Process identification and search for optimal differentiation parameters from major element data. General presentation with emphasis on the fractional crystallization process

Different igneous differentiation processes result in various evolution trends in a certain composition space Rⁿ. Almost every genetic process can be described as a single two-pole mixing process, which leads to a straight evolution line in Rⁿ; or as a series of two-pole mixing processes, which in the general case leads to a broken curved evolution line.When a fundamental two-pole mixing process clearly prevails over one or several secondary processes in the genesis of a volcanic suite, a ‘best’ mixing line in Rⁿ can be computed with due attention to experimental uncertainties. A number of statistical tools are available for testing the data-uncertainties-linear model consistency and for pointing out a few dubious data, or the influence of a few secondary processes.The best mixing line and its associated error volumes serve to quantify the trend, and then can be used to get some ‘best’ estimate (or competitive acceptable estimates) of the mineralogical parameters that control the genetic process.Any mineral assemblage defines a continuous composition family in Rⁿ which can be characterized by its gaussian distance to the best mixing line.

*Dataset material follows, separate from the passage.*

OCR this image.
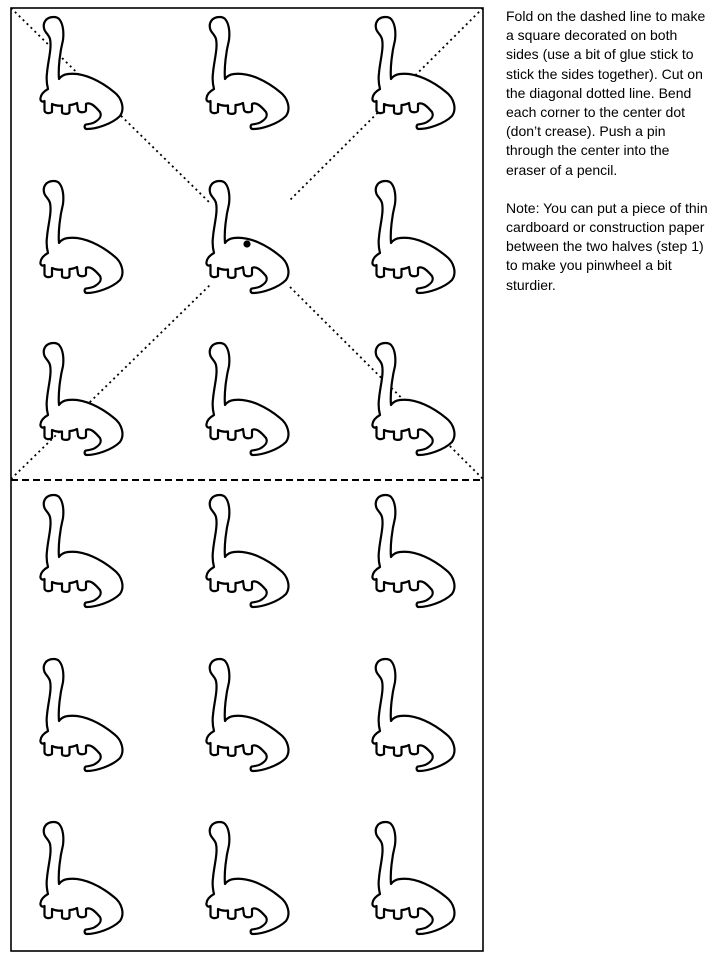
Fold on the dashed line to make a square decorated on both sides (use a bit of glue stick to stick the sides together). Cut on the diagonal dotted line. Bend each corner to the center dot (don’t crease). Push a pin through the center into the eraser of a pencil.

Note: You can put a piece of thin cardboard or construction paper between the two halves (step 1) to make you pinwheel a bit sturdier.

In the framework of a fractional crystallization model, that distance serves as a test for accepting or rejecting the mineral assemblage as a likely candidate for representing the crystallizing solid.In favorable situations the minimization procedure used to compute the distance also determines both the mineral proportions in the crystallizing solid and their compositions. In less favorable situations it may leave us with some indeterminacy among a small number of acceptable interpretations.The mixing line calculation and the mineralogical inversion procedure are applied to the classical Kilauea Iki Lava Lake (Hawaii) example, where olivine and chromite crystallization with incomplete solid-liquid separation is shown to be a likely explanation for the observations, along with near-surface iron oxidation as a secondary process.The origin of volcanic rocks from Terceira Island (Azores) is less clear. It is shown that the simultaneous crystallization of olivine, Ti-augite and plagioclase can be retained as an acceptable interpretation for the least differentiated rocks, but that substantial secondary processes are also involved.